Automatic classification for efficient records management at the International Committee of the Red Cross
ELCA has successfully tested a machine learning approach to document classification to make the ICRC's records management more efficient.
The information management unit of the International Committee of the Red Cross manually categorizes thousands of emails per month for records management and archiving purposes. Using machine learning, ELCA has successfully designed, tested and challenged several algorithms to automatically classify these records. The winning algorithm was based on Fasttext. This project is the first of several proof-of-concepts to be conducted by the ICRC in 2020 in this area.
The information management unit of the ICRC manually categorizes thousands of emails per month for records management and archiving purposes. Categorization is performed according to a taxonomy spanning over 2,800 possible values that describe business functions, tasks, activities and countries.
This is a very time-consuming and sometimes error-prone task. Thus, the ICRC was interested in exploring the potential application of machine learning, and more particularly how automatic classification algorithms would fare compared with human judgment. About 6,000 previously categorized emails were provided to ELCA for comparison with combinations of algorithms and textual representations.
Over two months ELCA identified several approaches that exceed 90% accuracy, and, in some case, reach 98% accuracy.

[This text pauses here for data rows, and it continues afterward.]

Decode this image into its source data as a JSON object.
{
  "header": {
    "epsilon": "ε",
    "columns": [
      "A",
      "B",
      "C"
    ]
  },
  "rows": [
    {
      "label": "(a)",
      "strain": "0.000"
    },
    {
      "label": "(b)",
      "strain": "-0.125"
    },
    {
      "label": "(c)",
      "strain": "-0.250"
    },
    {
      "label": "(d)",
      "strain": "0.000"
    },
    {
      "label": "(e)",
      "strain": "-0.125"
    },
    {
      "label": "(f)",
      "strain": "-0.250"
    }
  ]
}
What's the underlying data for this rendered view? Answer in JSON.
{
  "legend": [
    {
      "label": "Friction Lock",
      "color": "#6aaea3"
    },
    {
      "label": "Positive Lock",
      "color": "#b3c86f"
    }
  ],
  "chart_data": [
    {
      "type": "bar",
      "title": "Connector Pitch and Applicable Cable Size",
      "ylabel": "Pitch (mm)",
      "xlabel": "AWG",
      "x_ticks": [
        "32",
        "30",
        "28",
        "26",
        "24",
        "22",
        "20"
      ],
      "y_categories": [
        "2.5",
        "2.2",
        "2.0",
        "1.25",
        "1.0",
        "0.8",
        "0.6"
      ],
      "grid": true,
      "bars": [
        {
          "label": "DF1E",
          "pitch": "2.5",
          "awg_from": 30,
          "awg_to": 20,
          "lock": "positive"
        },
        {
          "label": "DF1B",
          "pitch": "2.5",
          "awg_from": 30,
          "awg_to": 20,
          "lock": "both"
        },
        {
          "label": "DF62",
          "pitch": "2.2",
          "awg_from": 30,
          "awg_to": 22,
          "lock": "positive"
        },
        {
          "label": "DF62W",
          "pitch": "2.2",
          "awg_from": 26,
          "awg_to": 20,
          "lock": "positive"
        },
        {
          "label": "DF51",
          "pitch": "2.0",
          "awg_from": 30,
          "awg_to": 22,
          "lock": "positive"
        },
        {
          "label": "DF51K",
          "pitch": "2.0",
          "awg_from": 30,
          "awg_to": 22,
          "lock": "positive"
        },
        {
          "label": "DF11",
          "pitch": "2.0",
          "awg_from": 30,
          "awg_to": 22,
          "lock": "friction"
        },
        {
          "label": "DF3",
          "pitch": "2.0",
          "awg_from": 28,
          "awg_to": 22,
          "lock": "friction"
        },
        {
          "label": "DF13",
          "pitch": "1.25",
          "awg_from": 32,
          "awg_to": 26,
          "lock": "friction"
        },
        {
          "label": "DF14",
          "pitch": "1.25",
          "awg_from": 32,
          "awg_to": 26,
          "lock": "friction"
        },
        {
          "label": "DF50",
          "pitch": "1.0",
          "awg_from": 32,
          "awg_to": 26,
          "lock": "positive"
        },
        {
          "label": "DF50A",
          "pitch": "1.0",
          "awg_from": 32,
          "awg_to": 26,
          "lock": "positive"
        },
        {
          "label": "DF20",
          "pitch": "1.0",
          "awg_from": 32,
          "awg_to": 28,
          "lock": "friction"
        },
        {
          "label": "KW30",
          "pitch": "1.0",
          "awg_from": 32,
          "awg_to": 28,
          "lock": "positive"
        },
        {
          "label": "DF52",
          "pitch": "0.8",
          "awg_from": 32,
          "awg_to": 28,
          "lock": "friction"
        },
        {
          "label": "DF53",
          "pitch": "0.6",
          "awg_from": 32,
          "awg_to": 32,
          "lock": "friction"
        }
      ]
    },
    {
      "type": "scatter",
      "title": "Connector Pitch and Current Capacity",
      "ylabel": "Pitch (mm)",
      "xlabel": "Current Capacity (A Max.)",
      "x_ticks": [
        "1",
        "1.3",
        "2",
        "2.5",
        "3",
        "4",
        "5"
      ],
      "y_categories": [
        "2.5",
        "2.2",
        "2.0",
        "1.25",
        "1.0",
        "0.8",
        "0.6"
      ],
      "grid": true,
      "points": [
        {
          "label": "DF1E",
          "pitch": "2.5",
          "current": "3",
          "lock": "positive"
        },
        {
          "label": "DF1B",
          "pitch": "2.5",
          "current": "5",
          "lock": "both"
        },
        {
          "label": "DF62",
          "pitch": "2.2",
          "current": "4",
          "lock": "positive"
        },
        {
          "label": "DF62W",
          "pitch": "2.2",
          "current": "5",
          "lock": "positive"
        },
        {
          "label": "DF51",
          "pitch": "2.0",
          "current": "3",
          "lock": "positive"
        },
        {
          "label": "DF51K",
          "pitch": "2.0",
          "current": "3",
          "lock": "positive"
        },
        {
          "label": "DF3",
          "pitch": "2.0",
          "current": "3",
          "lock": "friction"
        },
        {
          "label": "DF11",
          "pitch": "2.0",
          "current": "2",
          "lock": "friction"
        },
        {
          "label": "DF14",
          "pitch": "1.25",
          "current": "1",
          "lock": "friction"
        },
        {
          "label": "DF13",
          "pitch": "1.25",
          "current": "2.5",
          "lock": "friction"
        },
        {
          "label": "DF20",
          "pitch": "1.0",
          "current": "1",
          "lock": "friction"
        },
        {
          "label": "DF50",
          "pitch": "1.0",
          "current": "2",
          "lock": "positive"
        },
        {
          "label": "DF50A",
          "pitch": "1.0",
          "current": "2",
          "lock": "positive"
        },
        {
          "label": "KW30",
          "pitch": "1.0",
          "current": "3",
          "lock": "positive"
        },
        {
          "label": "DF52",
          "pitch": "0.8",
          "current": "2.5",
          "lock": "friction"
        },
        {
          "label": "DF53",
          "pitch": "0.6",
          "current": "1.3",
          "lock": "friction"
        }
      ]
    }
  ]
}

These approaches feature state-of-the-art techniques for representation of textual semantics, such as word embedding (a compact representation of a word’s meaning given its context) and some of the latest supervised learning algorithms such as XGBoost and Fasttext.
The ICRC’s strict policies regarding data confidentiality are met since all approaches make use of open-source software that runs fully on premise and on commodity hardware. From an architectural viewpoint, the solution – implemented in Python – is extremely lightweight and could easily be integrated into pre-existing data pipelines, for instance in the form of a web service.
Having reached near-human classification accuracy on its production data, the ICRC can now confidently consider machine learning as a valuable part of its records management strategy.